Report: Data and analysis (Group) Data are clearly presented in tables and graphs. All tables and graphs are appropriately labeled and include units. Uncertainties in data are estimated and justified, and their impact on the results is discussed. Some data not recorded. Tables or graphs inadequately or incorrectly labeled. No units assigned to measured values. Uncertainties estimated but not justified or discussed. No data present in report. Data presentation is confusing and does not relate to description of experimental procedure. No treatment of experimental uncertainties.
Report: Conclusions (Group) Conclusions are clearly supported by the data. Comparison of data to models or predictions include assessment of uncertainties. Conclusions are overstated based on the data. Conclusions are contradicted by the data.

Your TA will grade your group's report and return it with a grade before your next lab period.

Outline of the lab

Make preliminary observations

Consider: What happens as you change one variable and keep the others the same? In what ways can you measure your results? Can you make these measurements more accurate?

Construct a well-defined experimental question

Consider: What is your independent variable? Your dependent variable? Your control variables? What is your hypothesis for this experiment and what specific prediction does it make?

Design your experimental apparatus

Consider: What materials do you require? How will measurements be taken? By what methods are control variables being considered? What tools can be used to decrease the experimental error in the lab setup?

Perform the experiment

Consider: Do you trust your measurements? What uncertainties are present in the data and how can you quantify them? If measurements are repeated, do you get similar results?

Analyze the data

Consider: How can you represent your results? Does any relationship exist between the variables being looked at? Are your data consistent with your prediction? Inconsistent? Inconclusive?

Communicate your results

Consider: What do you want others to know about your experiment? How can you present your methods and results succinctly and clearly? Can you anticipate questions others might have? Can you think of improvements you’d make if you had more time?

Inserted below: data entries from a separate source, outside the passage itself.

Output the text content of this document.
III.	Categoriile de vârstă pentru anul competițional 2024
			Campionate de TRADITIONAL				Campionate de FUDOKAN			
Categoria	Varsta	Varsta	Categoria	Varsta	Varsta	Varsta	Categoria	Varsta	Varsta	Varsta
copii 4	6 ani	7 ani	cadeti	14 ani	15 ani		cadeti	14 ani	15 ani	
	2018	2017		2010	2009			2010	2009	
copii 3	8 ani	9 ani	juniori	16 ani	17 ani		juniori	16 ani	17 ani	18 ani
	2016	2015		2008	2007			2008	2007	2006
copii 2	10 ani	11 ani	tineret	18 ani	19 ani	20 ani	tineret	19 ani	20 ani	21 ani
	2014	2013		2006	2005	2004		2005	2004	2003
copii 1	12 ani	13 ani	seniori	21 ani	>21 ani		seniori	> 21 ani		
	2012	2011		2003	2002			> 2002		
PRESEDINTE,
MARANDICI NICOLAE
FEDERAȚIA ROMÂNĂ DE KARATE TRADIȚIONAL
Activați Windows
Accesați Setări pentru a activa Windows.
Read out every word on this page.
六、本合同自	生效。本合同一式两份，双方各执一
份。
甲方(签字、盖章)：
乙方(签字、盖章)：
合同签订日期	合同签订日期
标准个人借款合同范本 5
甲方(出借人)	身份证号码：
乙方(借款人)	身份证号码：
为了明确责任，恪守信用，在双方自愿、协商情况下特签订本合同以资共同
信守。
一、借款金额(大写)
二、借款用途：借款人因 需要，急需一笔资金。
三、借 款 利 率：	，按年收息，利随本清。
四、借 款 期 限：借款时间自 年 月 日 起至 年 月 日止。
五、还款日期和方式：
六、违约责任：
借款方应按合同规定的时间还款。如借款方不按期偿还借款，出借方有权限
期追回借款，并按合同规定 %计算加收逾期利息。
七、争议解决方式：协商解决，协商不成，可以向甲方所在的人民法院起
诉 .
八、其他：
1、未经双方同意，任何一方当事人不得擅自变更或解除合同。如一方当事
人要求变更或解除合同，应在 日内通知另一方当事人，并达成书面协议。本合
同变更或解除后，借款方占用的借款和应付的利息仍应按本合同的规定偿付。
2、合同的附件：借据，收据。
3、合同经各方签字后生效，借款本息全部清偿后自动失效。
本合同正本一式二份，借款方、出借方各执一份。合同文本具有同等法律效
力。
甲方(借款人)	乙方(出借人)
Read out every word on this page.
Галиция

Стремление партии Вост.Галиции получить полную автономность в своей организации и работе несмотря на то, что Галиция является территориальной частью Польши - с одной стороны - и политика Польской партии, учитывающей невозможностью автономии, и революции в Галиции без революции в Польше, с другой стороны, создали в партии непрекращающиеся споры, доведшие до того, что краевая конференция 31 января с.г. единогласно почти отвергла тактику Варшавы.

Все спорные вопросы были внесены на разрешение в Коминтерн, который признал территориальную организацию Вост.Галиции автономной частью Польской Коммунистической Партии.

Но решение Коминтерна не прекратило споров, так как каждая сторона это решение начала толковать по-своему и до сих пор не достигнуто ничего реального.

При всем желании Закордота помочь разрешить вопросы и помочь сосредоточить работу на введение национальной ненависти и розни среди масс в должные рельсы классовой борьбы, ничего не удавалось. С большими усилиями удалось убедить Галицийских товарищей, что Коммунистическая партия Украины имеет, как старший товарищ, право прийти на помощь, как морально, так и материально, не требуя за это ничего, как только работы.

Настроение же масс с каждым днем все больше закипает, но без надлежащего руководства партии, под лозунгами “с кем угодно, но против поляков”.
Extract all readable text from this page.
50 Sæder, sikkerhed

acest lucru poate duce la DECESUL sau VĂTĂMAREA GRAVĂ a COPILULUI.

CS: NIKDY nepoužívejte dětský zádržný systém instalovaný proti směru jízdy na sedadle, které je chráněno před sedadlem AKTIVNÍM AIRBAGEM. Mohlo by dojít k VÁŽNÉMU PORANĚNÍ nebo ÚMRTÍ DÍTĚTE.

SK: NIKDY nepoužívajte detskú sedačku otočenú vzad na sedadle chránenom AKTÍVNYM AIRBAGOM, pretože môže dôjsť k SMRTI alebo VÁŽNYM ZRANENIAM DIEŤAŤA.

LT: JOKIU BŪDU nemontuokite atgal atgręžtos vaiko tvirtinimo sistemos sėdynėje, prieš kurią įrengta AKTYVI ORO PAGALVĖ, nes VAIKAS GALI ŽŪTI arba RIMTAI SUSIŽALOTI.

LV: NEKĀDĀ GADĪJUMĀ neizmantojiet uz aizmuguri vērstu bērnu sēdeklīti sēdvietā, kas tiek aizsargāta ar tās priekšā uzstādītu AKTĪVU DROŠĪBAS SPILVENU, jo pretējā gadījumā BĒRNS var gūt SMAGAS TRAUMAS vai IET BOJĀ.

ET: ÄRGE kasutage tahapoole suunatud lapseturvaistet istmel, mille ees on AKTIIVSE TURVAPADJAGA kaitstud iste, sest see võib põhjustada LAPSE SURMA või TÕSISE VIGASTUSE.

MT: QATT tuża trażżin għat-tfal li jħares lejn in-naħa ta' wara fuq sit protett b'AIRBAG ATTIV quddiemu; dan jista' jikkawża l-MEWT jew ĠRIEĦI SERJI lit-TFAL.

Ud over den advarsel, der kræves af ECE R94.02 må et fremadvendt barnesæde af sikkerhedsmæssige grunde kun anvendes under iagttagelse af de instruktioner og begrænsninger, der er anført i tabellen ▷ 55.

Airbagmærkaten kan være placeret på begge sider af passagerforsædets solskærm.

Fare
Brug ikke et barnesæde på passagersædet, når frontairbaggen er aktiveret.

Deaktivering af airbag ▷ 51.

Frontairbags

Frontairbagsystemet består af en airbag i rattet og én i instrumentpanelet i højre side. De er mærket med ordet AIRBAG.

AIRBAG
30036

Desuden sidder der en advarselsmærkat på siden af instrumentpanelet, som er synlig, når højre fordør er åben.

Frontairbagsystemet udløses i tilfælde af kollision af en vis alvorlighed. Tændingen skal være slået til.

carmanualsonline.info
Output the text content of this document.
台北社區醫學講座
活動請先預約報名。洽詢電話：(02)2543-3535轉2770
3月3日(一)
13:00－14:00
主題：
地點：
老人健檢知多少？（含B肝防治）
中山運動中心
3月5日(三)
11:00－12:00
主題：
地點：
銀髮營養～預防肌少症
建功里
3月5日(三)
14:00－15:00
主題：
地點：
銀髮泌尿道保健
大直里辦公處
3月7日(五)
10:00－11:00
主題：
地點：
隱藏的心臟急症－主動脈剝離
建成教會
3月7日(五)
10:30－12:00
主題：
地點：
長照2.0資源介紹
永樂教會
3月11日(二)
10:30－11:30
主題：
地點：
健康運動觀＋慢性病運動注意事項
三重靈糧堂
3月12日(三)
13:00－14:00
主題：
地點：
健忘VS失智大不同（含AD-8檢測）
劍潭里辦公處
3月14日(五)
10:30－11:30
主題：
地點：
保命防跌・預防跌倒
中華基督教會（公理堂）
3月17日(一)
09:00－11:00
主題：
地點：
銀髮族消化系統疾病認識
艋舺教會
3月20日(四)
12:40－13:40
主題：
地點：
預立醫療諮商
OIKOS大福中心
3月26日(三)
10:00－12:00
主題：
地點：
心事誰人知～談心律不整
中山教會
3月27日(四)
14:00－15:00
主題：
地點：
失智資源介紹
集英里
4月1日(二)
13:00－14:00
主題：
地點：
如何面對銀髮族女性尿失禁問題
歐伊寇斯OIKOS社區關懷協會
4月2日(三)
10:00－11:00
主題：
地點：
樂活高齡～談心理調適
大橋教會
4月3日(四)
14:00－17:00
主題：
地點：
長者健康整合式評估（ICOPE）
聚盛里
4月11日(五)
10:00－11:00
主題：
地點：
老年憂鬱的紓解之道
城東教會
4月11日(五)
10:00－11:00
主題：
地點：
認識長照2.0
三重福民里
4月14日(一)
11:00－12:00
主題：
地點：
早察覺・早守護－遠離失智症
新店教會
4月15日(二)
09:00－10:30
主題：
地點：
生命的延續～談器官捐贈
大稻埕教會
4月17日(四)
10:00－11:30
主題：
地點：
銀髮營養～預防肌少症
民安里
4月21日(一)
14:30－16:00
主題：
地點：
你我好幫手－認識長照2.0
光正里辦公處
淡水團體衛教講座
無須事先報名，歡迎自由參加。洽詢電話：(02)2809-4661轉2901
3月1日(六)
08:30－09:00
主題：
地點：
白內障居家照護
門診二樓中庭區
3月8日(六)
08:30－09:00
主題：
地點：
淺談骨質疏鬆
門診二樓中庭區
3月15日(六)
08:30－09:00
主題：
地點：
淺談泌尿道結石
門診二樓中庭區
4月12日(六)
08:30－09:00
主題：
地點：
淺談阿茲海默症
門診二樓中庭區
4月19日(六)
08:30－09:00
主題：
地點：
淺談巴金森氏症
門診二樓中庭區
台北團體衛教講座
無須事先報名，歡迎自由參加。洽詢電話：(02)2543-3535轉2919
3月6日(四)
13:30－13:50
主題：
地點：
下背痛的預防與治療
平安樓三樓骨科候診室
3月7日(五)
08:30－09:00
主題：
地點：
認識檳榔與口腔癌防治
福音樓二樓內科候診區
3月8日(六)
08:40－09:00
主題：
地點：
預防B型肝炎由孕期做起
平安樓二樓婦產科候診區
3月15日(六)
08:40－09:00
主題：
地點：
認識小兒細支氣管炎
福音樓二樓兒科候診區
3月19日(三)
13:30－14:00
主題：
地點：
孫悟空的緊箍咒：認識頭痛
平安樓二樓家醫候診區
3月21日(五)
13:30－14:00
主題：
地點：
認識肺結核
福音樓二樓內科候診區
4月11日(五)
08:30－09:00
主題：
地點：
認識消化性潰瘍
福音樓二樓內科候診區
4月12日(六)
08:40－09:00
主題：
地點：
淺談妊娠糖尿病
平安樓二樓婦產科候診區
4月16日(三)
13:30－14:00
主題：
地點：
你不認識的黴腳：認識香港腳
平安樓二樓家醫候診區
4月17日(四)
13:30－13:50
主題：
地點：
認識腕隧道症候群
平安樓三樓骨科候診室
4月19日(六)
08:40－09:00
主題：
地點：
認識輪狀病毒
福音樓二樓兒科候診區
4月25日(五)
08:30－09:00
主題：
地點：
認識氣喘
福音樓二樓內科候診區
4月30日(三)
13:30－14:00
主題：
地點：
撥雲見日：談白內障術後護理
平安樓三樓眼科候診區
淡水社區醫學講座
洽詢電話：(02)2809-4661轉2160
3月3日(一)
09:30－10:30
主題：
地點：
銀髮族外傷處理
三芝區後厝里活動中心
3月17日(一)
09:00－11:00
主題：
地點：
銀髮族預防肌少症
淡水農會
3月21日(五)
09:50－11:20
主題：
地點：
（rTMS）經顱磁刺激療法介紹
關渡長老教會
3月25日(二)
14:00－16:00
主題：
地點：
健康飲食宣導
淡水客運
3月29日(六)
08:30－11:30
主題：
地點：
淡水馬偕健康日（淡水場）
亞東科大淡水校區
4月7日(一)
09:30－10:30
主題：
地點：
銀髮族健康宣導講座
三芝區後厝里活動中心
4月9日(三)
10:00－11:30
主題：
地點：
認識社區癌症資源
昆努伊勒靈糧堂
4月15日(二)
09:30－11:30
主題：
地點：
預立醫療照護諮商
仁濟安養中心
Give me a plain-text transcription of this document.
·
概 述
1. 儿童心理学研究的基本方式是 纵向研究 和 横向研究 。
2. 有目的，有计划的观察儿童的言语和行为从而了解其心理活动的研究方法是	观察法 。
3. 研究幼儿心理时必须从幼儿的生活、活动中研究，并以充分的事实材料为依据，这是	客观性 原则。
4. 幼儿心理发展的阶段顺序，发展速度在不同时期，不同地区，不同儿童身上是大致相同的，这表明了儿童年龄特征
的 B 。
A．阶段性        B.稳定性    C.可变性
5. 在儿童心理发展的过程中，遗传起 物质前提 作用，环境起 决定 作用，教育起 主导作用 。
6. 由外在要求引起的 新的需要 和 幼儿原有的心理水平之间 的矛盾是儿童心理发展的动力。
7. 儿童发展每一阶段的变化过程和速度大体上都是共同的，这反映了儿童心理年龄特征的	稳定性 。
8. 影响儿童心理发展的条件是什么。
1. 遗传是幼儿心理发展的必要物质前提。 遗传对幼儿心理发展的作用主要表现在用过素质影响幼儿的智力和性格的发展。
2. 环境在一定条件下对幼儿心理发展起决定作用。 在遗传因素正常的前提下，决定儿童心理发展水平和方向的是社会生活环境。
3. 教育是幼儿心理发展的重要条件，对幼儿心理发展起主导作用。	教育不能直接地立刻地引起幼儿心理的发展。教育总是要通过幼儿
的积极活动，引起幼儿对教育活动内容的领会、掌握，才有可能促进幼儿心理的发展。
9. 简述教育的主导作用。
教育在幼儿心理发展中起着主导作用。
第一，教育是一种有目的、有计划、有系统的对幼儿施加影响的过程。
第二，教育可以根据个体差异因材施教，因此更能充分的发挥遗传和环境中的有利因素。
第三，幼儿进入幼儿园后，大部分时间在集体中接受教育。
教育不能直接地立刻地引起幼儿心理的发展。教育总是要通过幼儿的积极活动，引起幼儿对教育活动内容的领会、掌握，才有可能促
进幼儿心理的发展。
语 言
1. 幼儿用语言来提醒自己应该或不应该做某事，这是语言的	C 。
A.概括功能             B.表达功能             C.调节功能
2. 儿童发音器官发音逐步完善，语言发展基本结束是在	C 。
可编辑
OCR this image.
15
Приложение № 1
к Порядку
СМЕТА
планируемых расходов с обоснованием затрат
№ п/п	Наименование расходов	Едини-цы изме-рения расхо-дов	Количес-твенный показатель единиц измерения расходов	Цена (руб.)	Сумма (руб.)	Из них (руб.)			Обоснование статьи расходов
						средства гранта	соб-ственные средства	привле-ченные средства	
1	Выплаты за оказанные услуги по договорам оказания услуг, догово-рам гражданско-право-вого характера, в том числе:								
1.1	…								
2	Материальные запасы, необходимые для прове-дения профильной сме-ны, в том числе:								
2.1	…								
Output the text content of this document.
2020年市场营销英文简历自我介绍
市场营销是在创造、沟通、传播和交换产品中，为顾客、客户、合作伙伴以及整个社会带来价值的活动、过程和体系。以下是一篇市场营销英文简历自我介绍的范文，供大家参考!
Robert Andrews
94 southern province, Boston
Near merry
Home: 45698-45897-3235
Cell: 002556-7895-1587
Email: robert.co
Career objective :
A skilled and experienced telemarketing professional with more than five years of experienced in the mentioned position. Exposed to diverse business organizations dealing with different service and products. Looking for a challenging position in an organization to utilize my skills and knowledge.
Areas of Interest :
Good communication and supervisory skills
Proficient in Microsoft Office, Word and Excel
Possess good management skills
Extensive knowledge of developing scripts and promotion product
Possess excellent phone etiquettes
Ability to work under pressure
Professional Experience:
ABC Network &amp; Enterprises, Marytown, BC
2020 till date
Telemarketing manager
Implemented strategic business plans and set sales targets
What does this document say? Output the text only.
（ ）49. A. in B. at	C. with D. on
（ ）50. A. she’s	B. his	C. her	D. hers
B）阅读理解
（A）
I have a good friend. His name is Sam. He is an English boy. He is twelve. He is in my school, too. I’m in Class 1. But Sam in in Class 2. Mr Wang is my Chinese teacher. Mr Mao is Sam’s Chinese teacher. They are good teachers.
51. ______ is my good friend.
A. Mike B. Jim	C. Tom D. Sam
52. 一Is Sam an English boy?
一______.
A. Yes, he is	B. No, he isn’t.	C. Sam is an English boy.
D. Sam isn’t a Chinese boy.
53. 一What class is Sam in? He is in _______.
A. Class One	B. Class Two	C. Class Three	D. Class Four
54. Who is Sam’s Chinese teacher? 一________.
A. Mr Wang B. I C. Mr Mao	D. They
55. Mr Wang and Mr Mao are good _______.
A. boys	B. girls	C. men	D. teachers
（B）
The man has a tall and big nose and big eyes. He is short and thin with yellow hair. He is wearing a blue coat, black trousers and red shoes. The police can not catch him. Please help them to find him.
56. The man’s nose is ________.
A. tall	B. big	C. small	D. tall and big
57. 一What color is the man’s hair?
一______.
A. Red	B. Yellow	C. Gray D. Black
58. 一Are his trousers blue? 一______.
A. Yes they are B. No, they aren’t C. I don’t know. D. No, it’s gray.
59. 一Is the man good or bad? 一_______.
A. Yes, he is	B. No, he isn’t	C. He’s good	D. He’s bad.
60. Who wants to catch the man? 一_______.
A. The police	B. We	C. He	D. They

At the end of the lab, you will need to record your final conclusions (about 1 or 2 paragraphs) in your lab report summing up the important results and take-away points from your experiment. Remember that you should only draw conclusions which are supported by the data, so be ready to back up any statements you make!

When you're finished, save your file as a PDF and upload it to Canvas. (Only one student needs to submit the report, but make sure everyone's name is on it!) If you make a mistake, you can re-submit, but work done after the end of the lab period will not be accepted.

Remember to log out of all your accounts after you submit!